IT'S GONNA BE WILD!
WELCOME TO THE 2025 ADIRONDACK BUTOH DANCE FESTIVAL
Welcome to the first It’s Gonna Be Wild Adirondack Butoh Dance Festival — held outdoors on the grounds of the Quarry House Retreat, a stunning former quarry turned community arts sanctuary at the foothills of the Adirondacks. Featuring unforgettable performances by dancers from Montreal, NYC, and the Capital Region.
I’m your host, Katherine Adamenko — Butoh dancer, performance artist, and longtime wild woman of the stage. For over 30 years, I’ve performed in festivals across the US, UK, Europe, and Canada. Now, it’s time I created one of my own.
The Adirondack Butoh Festival is a brand-new offering from the House of Ladypants, dedicated to experimental performance and creative connection in the Capital Region and beyond. I’m thrilled to bring Butoh to Glens Falls, a rising mecca of local arts and culture, and to cultivate space for regional, national, and international artists to gather, share, and transform together.
This festival is also the latest offshoot of Endlessly Performing Art, a global performance project launched by dancer and curator Marco Nektan during the pandemic. Artists from around the world came together virtually, posting one performance video a day for an entire year — and this is how we met.
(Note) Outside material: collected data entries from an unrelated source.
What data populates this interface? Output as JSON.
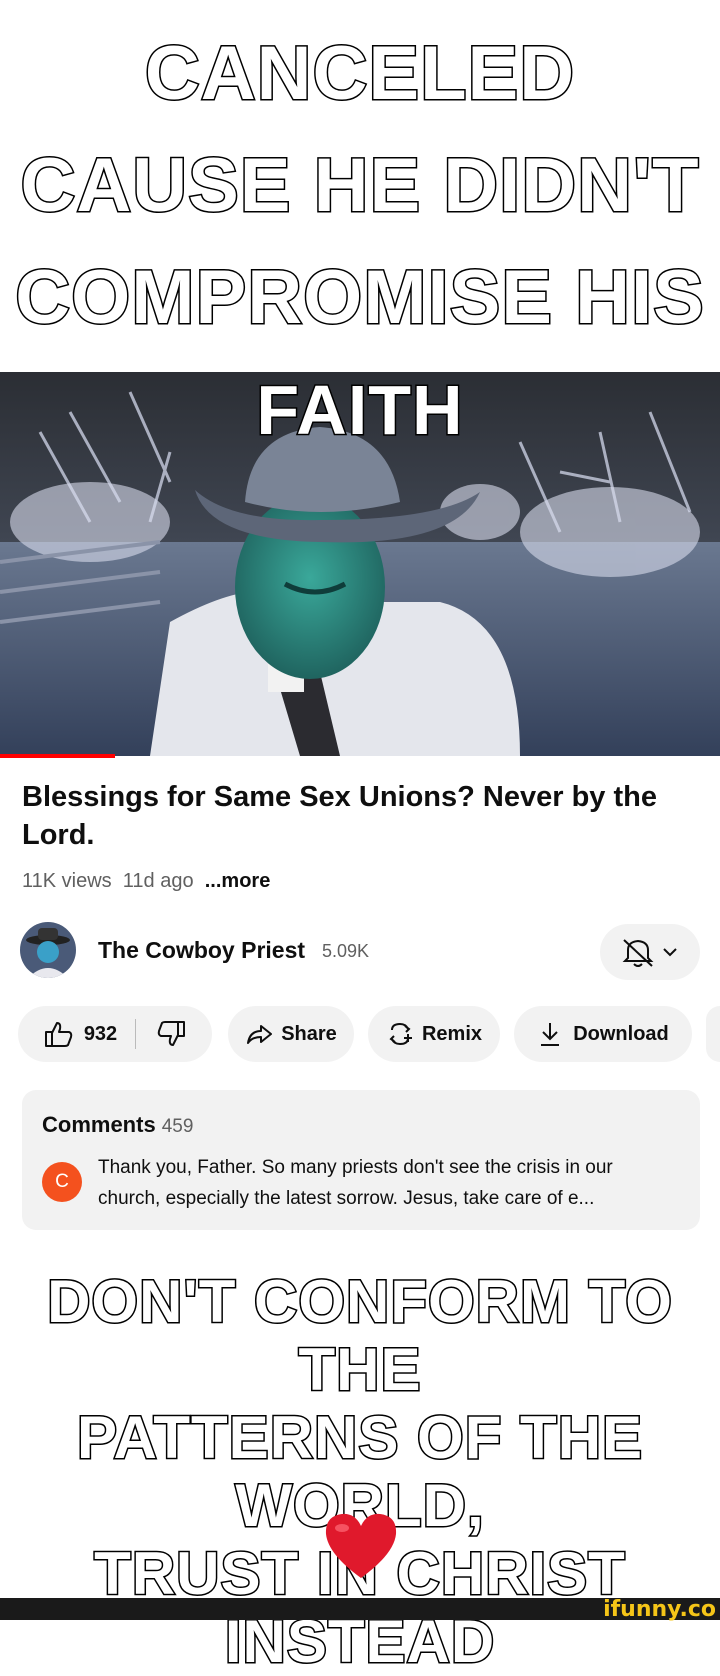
{
  "top_caption": "CANCELED CAUSE HE DIDN'T COMPROMISE HIS",
  "top_caption_last": "FAITH",
  "video": {
    "title": "Blessings for Same Sex Unions? Never by the Lord.",
    "views": "11K views",
    "age": "11d ago",
    "more_label": "...more",
    "progress_fraction": 0.16
  },
  "channel": {
    "name": "The Cowboy Priest",
    "subscribers": "5.09K",
    "bell_icon": "bell-off-icon",
    "chevron_icon": "chevron-down-icon"
  },
  "actions": {
    "likes": "932",
    "share_label": "Share",
    "remix_label": "Remix",
    "download_label": "Download"
  },
  "comments": {
    "label": "Comments",
    "count": "459",
    "first_avatar_letter": "C",
    "first_text": "Thank you, Father. So many priests don't see the crisis in our church, especially the latest sorrow. Jesus, take care of e..."
  },
  "bottom_caption": {
    "line1": "DON'T CONFORM TO THE",
    "line2": "PATTERNS OF THE WORLD,",
    "line3": "TRUST IN CHRIST INSTEAD"
  },
  "watermark": "ifunny.co",
  "colors": {
    "accent_red": "#ff0000",
    "pill_bg": "#f2f2f2",
    "comment_avatar": "#f4511e",
    "heart": "#e0192c"
  }
}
Since then, the community has bloomed into live events: first It’s Gonna Be Hot in Serbia, then It’s Gonna Be Noir in Montreal, and now — It’s Gonna Be Wild in upstate New York.
With love,
Katherine Adamenko / House of Ladypants
Questions?: Email iamladypants@gmail.com. See who else is attending at our Facebook Event Page.
What is Butoh Dance?
Butoh is an avant-garde form of dance-theater that originated in Japan in the aftermath of World War II. It arose as a response to cultural trauma, repression, and the desire for new modes of expression outside traditional or Western dance forms.
Developed by founders Tatsumi Hijikata and Kazuo Ohno in the 1950s and 60s, Butoh is characterized by its slow, controlled movement, use of imagery, and exploration of the unconscious. Performances often incorporate themes of transformation, decay, nature, ritual, and the extremes of human experience.
Butoh is not based on set steps or choreography. Instead, movement arises from internal states — such as memory, emotion, or sensation — and the dancer’s response to imagined images or environments. The body becomes a medium through which invisible or hidden aspects of life are made visible.
Today, Butoh has grown into a global movement practiced and adapted by artists across cultures. It continues to evolve as a space for deep inquiry, personal expression, and interdisciplinary performance.